Not all numbers trended in the right direction. The 2011 numbers show that the percentage of men who have sex with men that are HIV-positive increased slightly since 2008, although this is likely to continue as people with HIV continue to live longer, healthier lives.
Twenty-one percent of survey respondents tested positive for HIV in 2011, up from 18 percent in 2008. Racial disparities have continued in the most recent survey.
Prachand said since 2005 we have seen a gap in new diagnoses, particularly between black and white men who have sex with men.
In 2011, 35 percent of black MSM survey participants tested positive for HIV, compared with 17 percent of white and 13 percent of Hispanic participants.
Some high risk behaviors have also grown more prevalent. The percentage of survey participants reporting unprotected anal sex, more than one male sex partner and using illicit drugs all increased. In the 2011 report, 59 percent of survey respondents reported unprotected anal sex.
Amanda Smith, an epidemiologist with the Division of HIV/AIDS Prevention at the CDC, works as a technical monitor with the Chicago data-collection team. She said it’s great to see the Chicago Department of Public Health using the data locally because it will help community groups know where to focus.
“In surveillance, we’re seeing what’s going on and sending that message to the community leaders,” Smith said. “They’re the ones that can make the difference.”
The report was presented to community members taking part in the 2012 Chicago LGBTQ Health and Wellness Conference Friday at the Center on Halsted. After an overview of the findings, community leaders from Howard Brown and the Chicago Black Gay Men’s Caucus discussed their initial reactions.
Representatives from both groups were concerned with some of the high risk behaviors like unprotected sex. But, the conversation focused on another part of the survey, social determinants of HIV infection like homelessness, incarceration, unemployment and low educational attainment.
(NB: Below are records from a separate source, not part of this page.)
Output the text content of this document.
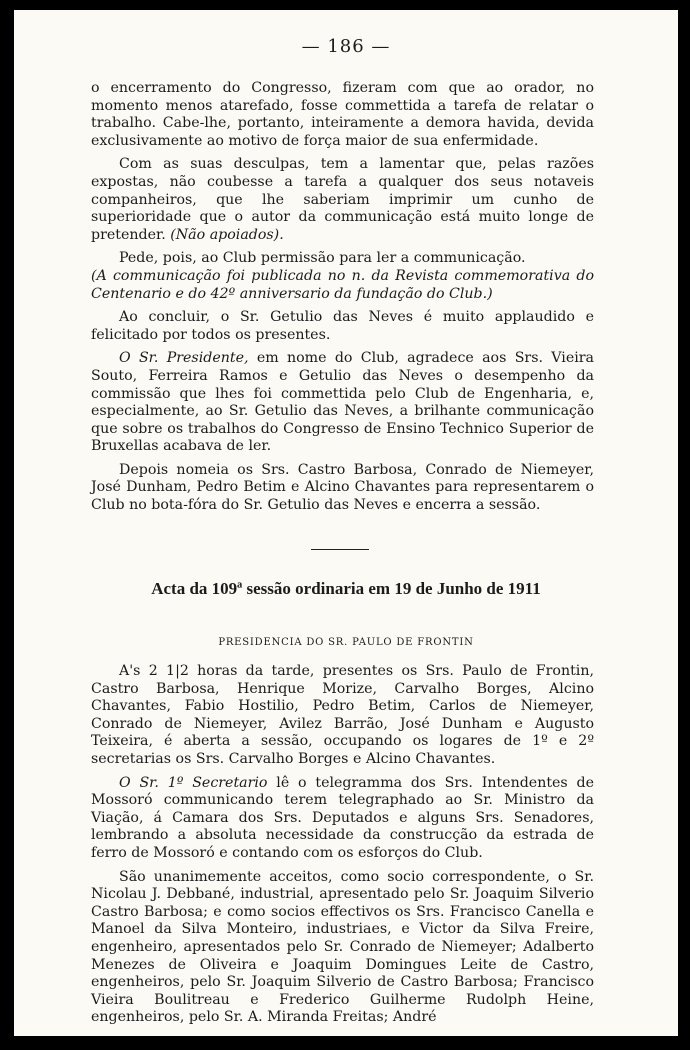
— 186 —

o encerramento do Congresso, fizeram com que ao orador, no momento menos atarefado, fosse commettida a tarefa de relatar o trabalho. Cabe-lhe, portanto, inteiramente a demora havida, devida exclusivamente ao motivo de força maior de sua enfermidade.

Com as suas desculpas, tem a lamentar que, pelas razões expostas, não coubesse a tarefa a qualquer dos seus notaveis companheiros, que lhe saberiam imprimir um cunho de superioridade que o autor da communicação está muito longe de pretender. (Não apoiados).

Pede, pois, ao Club permissão para ler a communicação.
(A communicação foi publicada no n. da Revista commemorativa do Centenario e do 42º anniversario da fundação do Club.)

Ao concluir, o Sr. Getulio das Neves é muito applaudido e felicitado por todos os presentes.

O Sr. Presidente, em nome do Club, agradece aos Srs. Vieira Souto, Ferreira Ramos e Getulio das Neves o desempenho da commissão que lhes foi commettida pelo Club de Engenharia, e, especialmente, ao Sr. Getulio das Neves, a brilhante communicação que sobre os trabalhos do Congresso de Ensino Technico Superior de Bruxellas acabava de ler.

Depois nomeia os Srs. Castro Barbosa, Conrado de Niemeyer, José Dunham, Pedro Betim e Alcino Chavantes para representarem o Club no bota-fóra do Sr. Getulio das Neves e encerra a sessão.

Acta da 109ª sessão ordinaria em 19 de Junho de 1911
PRESIDENCIA DO SR. PAULO DE FRONTIN

A's 2 1|2 horas da tarde, presentes os Srs. Paulo de Frontin, Castro Barbosa, Henrique Morize, Carvalho Borges, Alcino Chavantes, Fabio Hostilio, Pedro Betim, Carlos de Niemeyer, Conrado de Niemeyer, Avilez Barrão, José Dunham e Augusto Teixeira, é aberta a sessão, occupando os logares de 1º e 2º secretarias os Srs. Carvalho Borges e Alcino Chavantes.

O Sr. 1º Secretario lê o telegramma dos Srs. Intendentes de Mossoró communicando terem telegraphado ao Sr. Ministro da Viação, á Camara dos Srs. Deputados e alguns Srs. Senadores, lembrando a absoluta necessidade da construcção da estrada de ferro de Mossoró e contando com os esforços do Club.

São unanimemente acceitos, como socio correspondente, o Sr. Nicolau J. Debbané, industrial, apresentado pelo Sr. Joaquim Silverio Castro Barbosa; e como socios effectivos os Srs. Francisco Canella e Manoel da Silva Monteiro, industriaes, e Victor da Silva Freire, engenheiro, apresentados pelo Sr. Conrado de Niemeyer; Adalberto Menezes de Oliveira e Joaquim Domingues Leite de Castro, engenheiros, pelo Sr. Joaquim Silverio de Castro Barbosa; Francisco Vieira Boulitreau e Frederico Guilherme Rudolph Heine, engenheiros, pelo Sr. A. Miranda Freitas; André
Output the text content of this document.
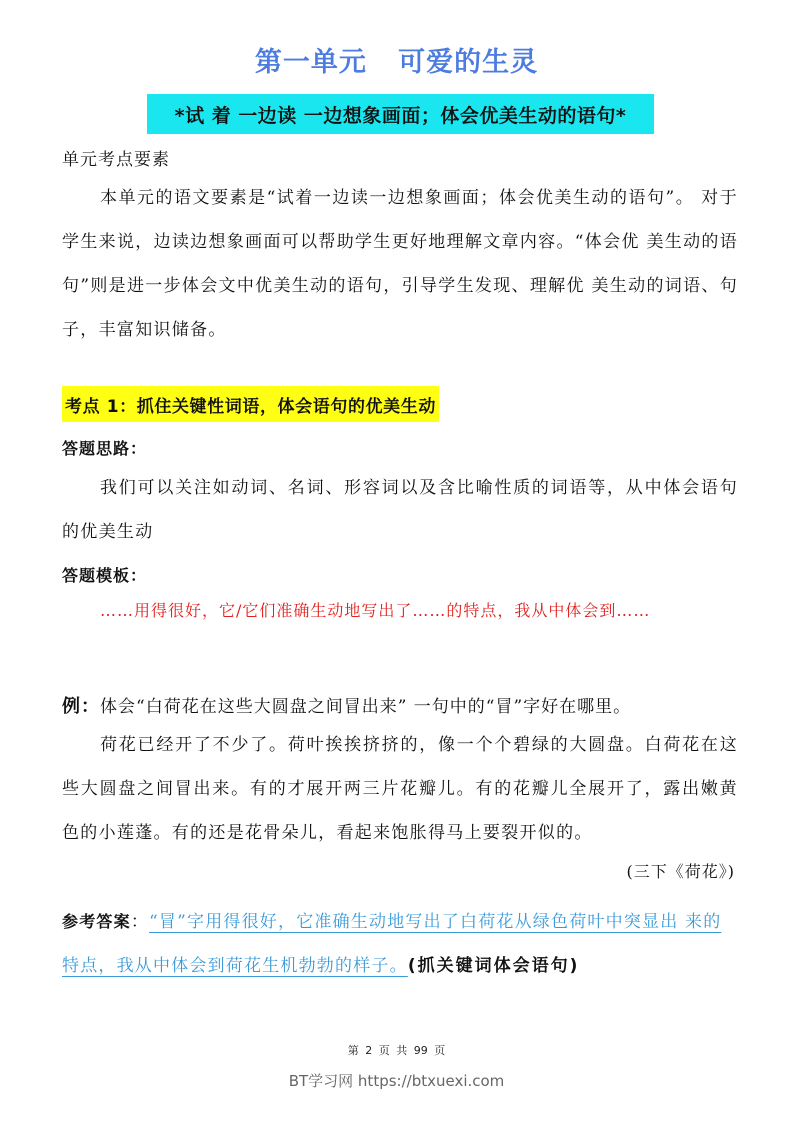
第一单元   可爱的生灵
*试 着 一边读 一边想象画面；体会优美生动的语句*
单元考点要素
本单元的语文要素是“试着一边读一边想象画面；体会优美生动的语句”。 对于学生来说，边读边想象画面可以帮助学生更好地理解文章内容。“体会优 美生动的语句”则是进一步体会文中优美生动的语句，引导学生发现、理解优 美生动的词语、句子，丰富知识储备。
考点 1：抓住关键性词语，体会语句的优美生动
答题思路：
我们可以关注如动词、名词、形容词以及含比喻性质的词语等，从中体会语句的优美生动
答题模板：
……用得很好，它/它们准确生动地写出了……的特点，我从中体会到……
例：体会“白荷花在这些大圆盘之间冒出来” 一句中的“冒”字好在哪里。
荷花已经开了不少了。荷叶挨挨挤挤的，像一个个碧绿的大圆盘。白荷花在这些大圆盘之间冒出来。有的才展开两三片花瓣儿。有的花瓣儿全展开了，露出嫩黄色的小莲蓬。有的还是花骨朵儿，看起来饱胀得马上要裂开似的。
(三下《荷花》)
参考答案：“冒”字用得很好，它准确生动地写出了白荷花从绿色荷叶中突显出 来的特点，我从中体会到荷花生机勃勃的样子。(抓关键词体会语句)
第 2 页 共 99 页
BT学习网 https://btxuexi.com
These adversely affect young black youth at much higher levels than other subpopulations. Among black MSM aged 18 to 29 surveyed, 18 percent reported being homeless at some point in the prior 12 months, 30 percent were living in poverty and one third reported being held in prison or jail for at least one day.
Craig Johnson, secretary of the Chicago Black Gay Men’s Caucus, said the survey gives the community a starting point to begin addressing some of these issues.
“If you’re unemployed, if you are not making any money, if you have a lower education level and you’re looking at all these other barriers, from a real human standpoint what does that mean to you as someone under 30? What does that mean to us as a community? How do we address that person? These will all be barriers to adherence and staying in care,” Johnson said.
Choucair said the CDPH has identified these areas as a focus. The department released the LGBT Community Action Plan in March to outline specific methods to address disparities and healthcare access in the community.
“We know that by improving on the social determinants of health, by getting people better jobs, better education, getting people out of poverty, that’s how we can really help to move the population forward,” Choucair said.
The Chicago Area HIV Integrated Services Council, CAHISC, will use data from the report released Friday to help draft funding recommendations they will give to the city for programs 2014.
CAHISC Chair Joe Hollendoner, also senior vice president of programs at the AIDS Foundation of Chicago, said this report shows the need to look for demonstration projects that address social determinants of risk like homelessness and unemployment.
“Traditionally, we have looked at things like prevention for positives and the need for the distribution of condoms, but this underscores that social and system level interventions are just as important.”